Fuki stayed in Rio Muchacho to learn more about permaculture and volunteer on the farm. Cameron returned to the USA. Thanks for all of your help, and to Mike who left last week. You will be missed!
Tuesday, Sam and Jaime watered at Tamarindos Reales, but the water hasn’t been running in the neighborhood and the nearby water tank was dry, so they walked to La Cruz and watered there instead. They then went to the greenhouse and transplanted Guachepeli seedlings. I returned from Guayaquil.
On Wednesday the Astillero site was watered and more Palo Santo seeds were collected. In the afternoon it drizzled. The drizzle continued to the next day.
Thursday we started the day by collecting some bottles around the La Cruz hill. Then the help of our friend Ricardito was summoned to drive us to collect more bottles at the Bahia dump at Kilometro 8.
We took advantage of the trip to dispose of some large scraps of garbage from the house.

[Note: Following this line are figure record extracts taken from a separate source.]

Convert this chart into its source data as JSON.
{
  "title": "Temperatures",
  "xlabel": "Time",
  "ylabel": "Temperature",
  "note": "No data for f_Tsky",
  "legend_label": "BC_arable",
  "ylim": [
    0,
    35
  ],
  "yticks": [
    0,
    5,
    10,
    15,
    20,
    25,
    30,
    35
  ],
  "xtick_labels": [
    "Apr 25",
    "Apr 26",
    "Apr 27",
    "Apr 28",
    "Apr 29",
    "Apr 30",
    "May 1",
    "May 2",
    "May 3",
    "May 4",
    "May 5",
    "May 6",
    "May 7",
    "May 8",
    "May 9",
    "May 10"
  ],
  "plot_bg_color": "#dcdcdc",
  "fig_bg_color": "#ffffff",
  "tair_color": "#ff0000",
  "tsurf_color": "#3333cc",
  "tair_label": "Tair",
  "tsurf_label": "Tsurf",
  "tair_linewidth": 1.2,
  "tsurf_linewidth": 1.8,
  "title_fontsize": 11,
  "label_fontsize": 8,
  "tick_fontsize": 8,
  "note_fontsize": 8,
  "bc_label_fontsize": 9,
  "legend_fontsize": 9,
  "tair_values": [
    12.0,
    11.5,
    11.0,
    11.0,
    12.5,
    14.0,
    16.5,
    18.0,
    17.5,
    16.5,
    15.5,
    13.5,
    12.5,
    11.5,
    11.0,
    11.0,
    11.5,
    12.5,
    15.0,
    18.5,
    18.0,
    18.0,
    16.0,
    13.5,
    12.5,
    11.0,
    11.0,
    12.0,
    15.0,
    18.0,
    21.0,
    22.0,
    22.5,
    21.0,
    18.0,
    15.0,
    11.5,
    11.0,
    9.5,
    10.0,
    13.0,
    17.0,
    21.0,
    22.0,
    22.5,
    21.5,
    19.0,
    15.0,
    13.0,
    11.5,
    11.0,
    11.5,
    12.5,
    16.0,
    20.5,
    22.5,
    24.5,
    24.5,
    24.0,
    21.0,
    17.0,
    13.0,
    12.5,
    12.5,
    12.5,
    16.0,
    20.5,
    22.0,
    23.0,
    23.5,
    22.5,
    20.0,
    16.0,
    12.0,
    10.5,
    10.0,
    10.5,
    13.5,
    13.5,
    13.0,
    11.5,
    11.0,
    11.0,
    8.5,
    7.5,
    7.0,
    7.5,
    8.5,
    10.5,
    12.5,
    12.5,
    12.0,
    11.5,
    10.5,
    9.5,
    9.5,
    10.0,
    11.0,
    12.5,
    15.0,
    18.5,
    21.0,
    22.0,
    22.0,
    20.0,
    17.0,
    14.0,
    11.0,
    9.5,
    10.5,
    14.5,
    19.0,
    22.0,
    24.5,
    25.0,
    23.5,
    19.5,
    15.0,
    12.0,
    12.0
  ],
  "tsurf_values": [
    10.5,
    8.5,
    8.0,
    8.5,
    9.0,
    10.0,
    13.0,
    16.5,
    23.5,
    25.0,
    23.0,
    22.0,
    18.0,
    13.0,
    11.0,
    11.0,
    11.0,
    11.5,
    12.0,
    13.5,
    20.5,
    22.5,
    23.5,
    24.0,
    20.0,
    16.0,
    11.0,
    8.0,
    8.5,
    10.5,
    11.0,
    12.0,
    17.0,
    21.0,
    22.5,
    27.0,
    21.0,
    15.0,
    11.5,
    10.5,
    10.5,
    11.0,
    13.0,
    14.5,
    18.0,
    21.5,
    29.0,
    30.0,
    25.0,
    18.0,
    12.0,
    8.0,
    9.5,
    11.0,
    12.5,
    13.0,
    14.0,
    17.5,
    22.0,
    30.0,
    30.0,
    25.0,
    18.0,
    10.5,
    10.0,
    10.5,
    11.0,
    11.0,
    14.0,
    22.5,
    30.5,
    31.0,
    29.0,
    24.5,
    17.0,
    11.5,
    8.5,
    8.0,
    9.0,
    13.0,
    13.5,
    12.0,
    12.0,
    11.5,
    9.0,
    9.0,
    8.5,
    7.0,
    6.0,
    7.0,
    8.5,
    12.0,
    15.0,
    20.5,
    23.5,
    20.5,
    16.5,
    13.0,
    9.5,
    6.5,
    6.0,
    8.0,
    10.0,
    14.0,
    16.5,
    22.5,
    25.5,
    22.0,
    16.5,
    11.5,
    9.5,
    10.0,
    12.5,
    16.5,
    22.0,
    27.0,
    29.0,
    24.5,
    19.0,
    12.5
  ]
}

Then we proceeded to fill the back of Ricardito’s truck to the brim with 3-liter bottles and delivered them to the greenhouse.
Friday we spent the morning cutting and cleaning the bottles. There was enough time to prepare a batch of dirt and fill a few of the bottles as well.
Sam departed Monday morning to return to Quito and the house was officially empty of volunteers. I took advantage of the lull in volunteer help to catch up on office work and house maintenance. Jaime kept things going in the greenhouse and field.
Monday I handled some of my visa business over the phone, prepared the monthly budget, and answered emails. Jaime collected leaves of Tierramonte, a kind of shrub that produces very nutrient rich leaves which are good for fertilizer. He combined the Tierramonte leaves with rice hulls and decomposed droppings from Cornish hens. Sacks of the prepared booster soil will be deposited later on the trees we planted this year. Since the mixture will also serve to maintain soil humidity, due to the rice hulls and leaves, it will be placed on the most sun-exposed trees first.
On Tuesday Jaime put the Tierramonte, rice hull, and compost mixture (‘booster soil’ from now on) on trees in El Astillero and Reales Tamarindos sites. I spent the morning editing materials for the Bioregionalismo class this week on the subject of ‘Land Ecosystems.’
Jaime collected more booster soil on Wednesday. I finished my editing and then tackled some house clean up.
Thursday morning we gave the trees at the La Cruz revegetation site doses of booster soil. Afterwards we joined a citywide parade in celebration of International Day of the Environment.
Teams of school kids marched down the main street of town waving signs and banners in support of the environment.
Whether they were merely enjoying an excuse to not be inside classrooms or not, it was an impressive turn out and the well-delivered speeches afterwards illustrated that there are some signs of life left in the eco-city movement.
On Friday I translate some of Ramon’s Bioregional Education class reports and met with some folks from the Planning Department of the Municipio about the Planet Drum land access road.